I have long ago come to the conclusion that the empirical evidence has falsified so-called secularization theory—the notion that modernity necessarily brings about a decline in religion. Secularization theory should be replaced by a theory of plurality—a situation in which many religions co-exist and interact with each other. Readers of this blog have not promised to become familiar with everything I have ever written about religion (which would fall under the constitutional prohibition of cruel and unusual punishment). All the same, I cannot here develop the proposed pluralization theory. Except to simply state its two principal components, one on the level of religious institutions, the other on the level of individual consciousness. On the level of institutions:  In the pluralistic situation every religious institution, wh[ether] it likes this or not, becomes a voluntary association. Max Weber, one of the fathers of the sociology of religion, distinguished between two institutional forms of religion—the “church”, into which one is born, and the “sect”, which one joins as an adult. The historian Richard Niebuhr suggested that American history has created (presumably inadvertently) a third form of religious institution—the “denomination”, which in many ways looks like a “church”, but which one nevertheless freely joins and belongs to, and which is in competition with other religious bodies. On the level of consciousness, religion loses its taken-for-granted quality, instead becomes a matter of individual decision. The peculiarly American term “religious preference” nicely catches both levels.

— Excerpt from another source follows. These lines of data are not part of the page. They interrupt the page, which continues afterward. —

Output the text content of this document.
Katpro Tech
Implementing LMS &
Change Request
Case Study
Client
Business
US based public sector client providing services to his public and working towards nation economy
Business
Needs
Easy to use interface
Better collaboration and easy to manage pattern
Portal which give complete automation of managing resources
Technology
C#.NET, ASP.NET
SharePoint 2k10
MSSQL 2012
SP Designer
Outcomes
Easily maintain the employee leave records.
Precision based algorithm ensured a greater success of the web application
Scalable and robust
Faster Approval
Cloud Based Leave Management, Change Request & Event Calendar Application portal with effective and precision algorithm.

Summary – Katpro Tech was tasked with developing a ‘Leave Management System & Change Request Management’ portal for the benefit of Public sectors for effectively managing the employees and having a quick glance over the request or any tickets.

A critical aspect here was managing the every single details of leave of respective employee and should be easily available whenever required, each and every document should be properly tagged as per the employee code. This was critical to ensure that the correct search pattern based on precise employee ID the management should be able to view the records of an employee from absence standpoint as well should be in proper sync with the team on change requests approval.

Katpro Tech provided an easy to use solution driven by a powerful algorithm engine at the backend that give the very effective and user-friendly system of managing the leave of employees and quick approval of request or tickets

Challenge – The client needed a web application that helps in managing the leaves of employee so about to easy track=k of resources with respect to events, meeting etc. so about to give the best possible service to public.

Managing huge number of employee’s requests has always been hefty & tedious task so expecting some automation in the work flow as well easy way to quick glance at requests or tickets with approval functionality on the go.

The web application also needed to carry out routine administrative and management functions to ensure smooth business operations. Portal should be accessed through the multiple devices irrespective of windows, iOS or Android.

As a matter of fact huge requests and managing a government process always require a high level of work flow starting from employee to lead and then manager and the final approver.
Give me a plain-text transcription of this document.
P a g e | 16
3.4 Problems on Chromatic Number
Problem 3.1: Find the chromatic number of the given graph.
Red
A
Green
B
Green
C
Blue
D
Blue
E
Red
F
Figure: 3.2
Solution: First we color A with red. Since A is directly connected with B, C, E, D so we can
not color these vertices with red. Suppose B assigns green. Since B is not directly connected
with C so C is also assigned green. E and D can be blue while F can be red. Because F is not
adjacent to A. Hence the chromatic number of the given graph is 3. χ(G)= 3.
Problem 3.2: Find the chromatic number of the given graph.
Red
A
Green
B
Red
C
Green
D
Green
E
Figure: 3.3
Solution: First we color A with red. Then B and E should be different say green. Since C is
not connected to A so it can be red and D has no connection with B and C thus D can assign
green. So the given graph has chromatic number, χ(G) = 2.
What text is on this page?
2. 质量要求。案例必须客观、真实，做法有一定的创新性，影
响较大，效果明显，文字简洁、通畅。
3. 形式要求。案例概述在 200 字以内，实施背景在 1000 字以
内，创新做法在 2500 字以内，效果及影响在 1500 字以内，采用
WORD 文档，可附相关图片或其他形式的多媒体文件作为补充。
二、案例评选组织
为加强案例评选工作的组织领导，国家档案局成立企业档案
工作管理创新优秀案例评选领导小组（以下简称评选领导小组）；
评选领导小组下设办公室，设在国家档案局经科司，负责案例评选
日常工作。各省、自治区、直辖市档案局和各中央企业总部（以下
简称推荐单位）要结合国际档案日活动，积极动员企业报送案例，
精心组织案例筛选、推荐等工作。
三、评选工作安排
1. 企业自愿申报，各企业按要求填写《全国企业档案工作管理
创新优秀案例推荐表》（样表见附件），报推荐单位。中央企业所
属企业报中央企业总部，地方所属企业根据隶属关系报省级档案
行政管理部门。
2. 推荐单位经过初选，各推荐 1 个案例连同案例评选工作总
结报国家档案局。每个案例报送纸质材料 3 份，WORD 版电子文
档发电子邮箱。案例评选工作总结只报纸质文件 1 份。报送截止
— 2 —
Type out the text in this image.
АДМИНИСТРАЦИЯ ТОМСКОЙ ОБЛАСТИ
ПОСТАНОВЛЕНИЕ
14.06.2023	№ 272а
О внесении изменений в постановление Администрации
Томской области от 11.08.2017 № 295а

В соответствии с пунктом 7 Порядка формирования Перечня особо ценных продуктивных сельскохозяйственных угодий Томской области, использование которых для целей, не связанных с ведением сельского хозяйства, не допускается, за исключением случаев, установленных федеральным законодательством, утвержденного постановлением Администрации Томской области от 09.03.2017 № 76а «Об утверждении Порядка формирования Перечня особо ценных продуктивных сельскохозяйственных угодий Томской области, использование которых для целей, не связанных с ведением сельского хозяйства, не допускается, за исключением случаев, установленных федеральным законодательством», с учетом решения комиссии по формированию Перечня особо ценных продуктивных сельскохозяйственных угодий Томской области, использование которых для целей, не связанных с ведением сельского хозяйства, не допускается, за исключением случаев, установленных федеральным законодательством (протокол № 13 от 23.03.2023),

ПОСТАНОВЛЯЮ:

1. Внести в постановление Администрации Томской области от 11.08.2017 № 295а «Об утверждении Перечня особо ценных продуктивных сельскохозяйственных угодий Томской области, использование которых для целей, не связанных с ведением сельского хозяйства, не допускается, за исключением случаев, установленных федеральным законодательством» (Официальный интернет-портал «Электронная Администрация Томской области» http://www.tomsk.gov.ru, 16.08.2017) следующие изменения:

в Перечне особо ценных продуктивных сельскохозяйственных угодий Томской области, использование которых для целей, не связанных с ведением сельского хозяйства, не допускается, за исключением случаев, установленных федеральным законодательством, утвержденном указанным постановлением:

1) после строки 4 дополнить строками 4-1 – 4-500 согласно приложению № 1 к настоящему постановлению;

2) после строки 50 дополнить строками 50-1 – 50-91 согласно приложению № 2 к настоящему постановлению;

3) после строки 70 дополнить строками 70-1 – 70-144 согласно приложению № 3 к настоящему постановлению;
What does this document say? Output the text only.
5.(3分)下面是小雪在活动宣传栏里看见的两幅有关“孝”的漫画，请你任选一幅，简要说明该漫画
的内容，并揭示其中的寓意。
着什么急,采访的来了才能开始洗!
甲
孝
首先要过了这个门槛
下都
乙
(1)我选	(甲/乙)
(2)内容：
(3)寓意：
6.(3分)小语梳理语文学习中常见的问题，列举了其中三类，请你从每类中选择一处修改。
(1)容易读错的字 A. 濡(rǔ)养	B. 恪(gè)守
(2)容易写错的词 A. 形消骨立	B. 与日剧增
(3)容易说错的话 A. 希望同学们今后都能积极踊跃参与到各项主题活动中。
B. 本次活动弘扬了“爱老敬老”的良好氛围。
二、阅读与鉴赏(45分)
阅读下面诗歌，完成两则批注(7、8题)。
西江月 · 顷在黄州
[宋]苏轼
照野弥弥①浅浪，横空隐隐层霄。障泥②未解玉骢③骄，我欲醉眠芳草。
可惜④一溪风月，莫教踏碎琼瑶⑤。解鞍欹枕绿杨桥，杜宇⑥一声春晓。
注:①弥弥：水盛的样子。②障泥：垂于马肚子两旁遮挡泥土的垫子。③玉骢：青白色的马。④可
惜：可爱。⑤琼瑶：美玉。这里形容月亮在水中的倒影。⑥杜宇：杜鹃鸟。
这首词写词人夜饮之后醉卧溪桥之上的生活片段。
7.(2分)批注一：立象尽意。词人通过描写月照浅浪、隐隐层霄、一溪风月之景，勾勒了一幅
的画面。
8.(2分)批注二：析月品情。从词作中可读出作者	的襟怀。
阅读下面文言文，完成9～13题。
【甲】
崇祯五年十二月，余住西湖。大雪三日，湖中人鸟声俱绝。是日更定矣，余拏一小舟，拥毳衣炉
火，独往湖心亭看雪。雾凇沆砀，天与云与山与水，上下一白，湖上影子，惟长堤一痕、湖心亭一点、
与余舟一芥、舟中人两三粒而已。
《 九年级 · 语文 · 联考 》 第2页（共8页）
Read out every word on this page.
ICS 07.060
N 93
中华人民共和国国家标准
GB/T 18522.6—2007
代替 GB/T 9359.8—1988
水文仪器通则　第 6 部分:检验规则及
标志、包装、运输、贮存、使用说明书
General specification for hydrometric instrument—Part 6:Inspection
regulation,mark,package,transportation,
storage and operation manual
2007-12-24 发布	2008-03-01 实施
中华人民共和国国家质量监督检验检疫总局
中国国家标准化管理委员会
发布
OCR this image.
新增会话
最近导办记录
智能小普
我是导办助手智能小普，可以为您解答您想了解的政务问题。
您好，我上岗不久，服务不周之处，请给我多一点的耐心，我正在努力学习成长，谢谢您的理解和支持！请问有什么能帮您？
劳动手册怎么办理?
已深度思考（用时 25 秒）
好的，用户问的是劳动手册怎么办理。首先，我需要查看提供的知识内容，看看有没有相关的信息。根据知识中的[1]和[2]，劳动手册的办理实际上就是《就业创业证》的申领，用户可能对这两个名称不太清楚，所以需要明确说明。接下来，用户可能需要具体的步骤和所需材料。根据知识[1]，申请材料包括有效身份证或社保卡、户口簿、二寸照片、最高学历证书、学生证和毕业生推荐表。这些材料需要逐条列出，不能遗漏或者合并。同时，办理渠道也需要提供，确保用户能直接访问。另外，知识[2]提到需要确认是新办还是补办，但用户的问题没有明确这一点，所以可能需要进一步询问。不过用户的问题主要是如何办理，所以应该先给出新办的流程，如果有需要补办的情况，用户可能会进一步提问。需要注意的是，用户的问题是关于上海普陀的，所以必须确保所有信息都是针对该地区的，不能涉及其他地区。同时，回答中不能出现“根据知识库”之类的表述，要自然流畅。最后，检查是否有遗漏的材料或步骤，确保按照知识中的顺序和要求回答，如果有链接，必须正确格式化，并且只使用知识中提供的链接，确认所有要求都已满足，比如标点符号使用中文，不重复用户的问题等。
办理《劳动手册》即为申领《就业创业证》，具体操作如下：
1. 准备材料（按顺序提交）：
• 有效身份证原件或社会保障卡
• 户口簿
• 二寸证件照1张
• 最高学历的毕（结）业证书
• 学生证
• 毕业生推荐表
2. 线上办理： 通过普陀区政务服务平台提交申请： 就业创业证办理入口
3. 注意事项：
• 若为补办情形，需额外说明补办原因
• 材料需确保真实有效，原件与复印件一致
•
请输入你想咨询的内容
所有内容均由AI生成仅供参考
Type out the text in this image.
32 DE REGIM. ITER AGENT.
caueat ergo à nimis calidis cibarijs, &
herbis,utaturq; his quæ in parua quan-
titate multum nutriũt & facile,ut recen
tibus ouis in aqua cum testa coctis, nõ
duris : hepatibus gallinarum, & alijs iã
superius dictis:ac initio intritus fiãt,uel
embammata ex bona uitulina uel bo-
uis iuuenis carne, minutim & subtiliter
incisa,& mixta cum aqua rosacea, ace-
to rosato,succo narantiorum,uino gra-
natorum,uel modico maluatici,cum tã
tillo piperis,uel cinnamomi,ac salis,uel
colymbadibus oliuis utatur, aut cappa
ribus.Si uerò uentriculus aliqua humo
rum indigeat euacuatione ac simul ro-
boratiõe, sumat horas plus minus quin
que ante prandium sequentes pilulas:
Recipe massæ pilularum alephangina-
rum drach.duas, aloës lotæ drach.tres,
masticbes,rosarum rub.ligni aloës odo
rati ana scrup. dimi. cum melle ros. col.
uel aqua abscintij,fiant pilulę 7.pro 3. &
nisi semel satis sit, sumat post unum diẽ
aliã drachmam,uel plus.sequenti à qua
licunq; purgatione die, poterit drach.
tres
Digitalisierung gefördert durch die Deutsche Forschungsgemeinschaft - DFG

Put differently, the challenge of secularity, where it exists (it does in some places, notably in Europe), is that there is an absence of gods; the challenge of plurality is that there are too many gods.

When there is a combination of religious plurality with a political system which guarantees freedom of religion, what comes about is, precisely, Niebuhr’s denominationalism. For well-known historical reasons, America has been in the vanguard of such a development. Its emergence in many parts of the world today has usually little to do with American influences, but is the result of the above-mentioned combination of a social and a political fact.